We’re all familiar with those earnest social movement catchphrases. It’s often those little mantras like ‘it all adds up’ that persuade us to sacrifice ease, time or money in pursuit of more ethical lives. And it’s true, it does add up, just not in the way we think it does.

See, voting with your wallet sounds pretty great. I mean, who doesn’t want to be empowered with a rush of selfless altruism every time they purchase something? But in truth, all of these little sayings are founded on the concept that people can collectively save the environmental state of the world through their individual consumption habits; an idea that doesn’t actually hold up super well when faced with the facts.

Awareness around climate change and sustainability first hit mainstream media in 2006 with the terrifyingly pessimistic documentary, ‘An Inconvenient Truth’. Al Gore’s film brought to light the harsh consequences of human’s treatment of the planet and the impending destruction if changes weren’t made. However, the response on behalf of commentators and advocates wasn’t policy changes by governments or sustainability standards for global corporations but a mass systemic misdirection towards personal consumption. Simply put, instead of putting the responsibility on large companies and groups, we were told that the world could be saved if only we took shorter showers, cycled to work and used canvas bags.

Consumers acted accordingly, with studies like Colmar Brunton’s 2017 ‘Better Future’s Report’ finding that commitment to sustainable lifestyles is increasingly influencing customer behaviour. The biggest changes involved public transport, not using plastic bags and paying more for sustainable products. And while this is a positive step that feels empowering, both economic and empirical studies on consumer behaviour show that individuals alone can’t solve wide-scale, systemic issues, especially when the issue is the global environment, where individual consumption is never more than a quarter of total consumption. The Carbon Majors Report has found that 100 companies are responsible for 71 percent of global carbon emissions. 100 companies.
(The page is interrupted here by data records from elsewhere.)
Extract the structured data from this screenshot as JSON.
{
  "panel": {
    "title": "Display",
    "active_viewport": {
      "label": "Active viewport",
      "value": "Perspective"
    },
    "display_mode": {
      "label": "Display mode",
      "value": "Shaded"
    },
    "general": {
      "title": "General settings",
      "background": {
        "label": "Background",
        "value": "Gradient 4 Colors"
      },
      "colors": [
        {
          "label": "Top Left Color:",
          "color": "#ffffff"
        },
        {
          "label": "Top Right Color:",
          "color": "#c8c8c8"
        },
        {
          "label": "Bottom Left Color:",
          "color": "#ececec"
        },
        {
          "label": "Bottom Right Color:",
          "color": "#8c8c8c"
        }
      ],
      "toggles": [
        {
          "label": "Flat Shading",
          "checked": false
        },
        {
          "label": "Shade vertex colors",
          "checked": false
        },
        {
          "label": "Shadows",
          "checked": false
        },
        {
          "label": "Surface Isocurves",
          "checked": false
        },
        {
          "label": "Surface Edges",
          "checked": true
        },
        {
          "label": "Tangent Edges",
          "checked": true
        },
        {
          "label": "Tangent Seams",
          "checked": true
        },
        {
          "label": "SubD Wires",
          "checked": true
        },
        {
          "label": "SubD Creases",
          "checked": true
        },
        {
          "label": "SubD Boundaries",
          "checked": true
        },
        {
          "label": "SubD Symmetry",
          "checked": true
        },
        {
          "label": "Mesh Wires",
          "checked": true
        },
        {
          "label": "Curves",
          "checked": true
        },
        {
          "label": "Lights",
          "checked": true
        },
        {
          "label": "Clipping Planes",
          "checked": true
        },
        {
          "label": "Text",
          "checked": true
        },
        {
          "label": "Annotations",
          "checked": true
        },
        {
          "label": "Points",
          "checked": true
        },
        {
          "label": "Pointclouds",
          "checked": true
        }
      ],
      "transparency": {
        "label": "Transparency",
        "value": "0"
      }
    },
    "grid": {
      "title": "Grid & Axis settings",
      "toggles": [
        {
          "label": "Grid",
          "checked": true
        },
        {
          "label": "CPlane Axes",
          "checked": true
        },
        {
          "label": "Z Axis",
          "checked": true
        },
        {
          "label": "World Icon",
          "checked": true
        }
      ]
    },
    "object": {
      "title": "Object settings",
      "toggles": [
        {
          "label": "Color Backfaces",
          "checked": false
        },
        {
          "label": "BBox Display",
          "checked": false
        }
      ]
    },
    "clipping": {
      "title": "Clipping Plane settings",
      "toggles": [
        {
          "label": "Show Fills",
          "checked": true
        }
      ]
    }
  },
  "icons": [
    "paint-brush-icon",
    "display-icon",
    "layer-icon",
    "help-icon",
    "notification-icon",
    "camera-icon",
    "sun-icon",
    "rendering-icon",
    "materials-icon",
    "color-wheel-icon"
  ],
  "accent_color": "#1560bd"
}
So while we’re changing our lightbulbs, taking the bus and patting ourselves on the back for being good eco-warriors, we’re being distracted from what can actually make a difference; our democratic power. This doesn’t mean that you should throw away your canvas bags and start driving a diesel truck. But it does mean that the most effective thing we can do is use our influence and start demanding higher standards from the higher powers.

The World Wildlife Fund NZ’s solution strategy agrees with me, as their solution strategy claims that a sustainable future must be led by strong policy-makers.

This means that the key to a renewable New Zealand lies less with compostable smoothie bowls or organic cotton tee-shirts and more with voting forms and national petitions. So you want to care about this beautiful little earth and are unsure of where to start? Well then make yourself a hot cup of Fairtrade coffee and do some self-educating! The world wide web is a neat place where you can get informed and get connected. Do some digging on the Government’s environmental policies, past actions and plans for the future. Check out AUT’s current sustainable development plan and have your say. Find a community, an event or a volunteer position with a group who are standing up against unsustainable systems. Research what your university or workplaces’ policies are around mass recycling or renewable energy and, who knows, they may even have a club for you to join. Google the Paris Agreement and find out how New Zealand stacks up against other countries in the race to renewable energy.

Sure, getting educated isn’t nearly as trendy or Instagrammable as compostable smoothie bowls or wearing organic cotton tee-shirts, but it is more effective. And who says you can’t do both?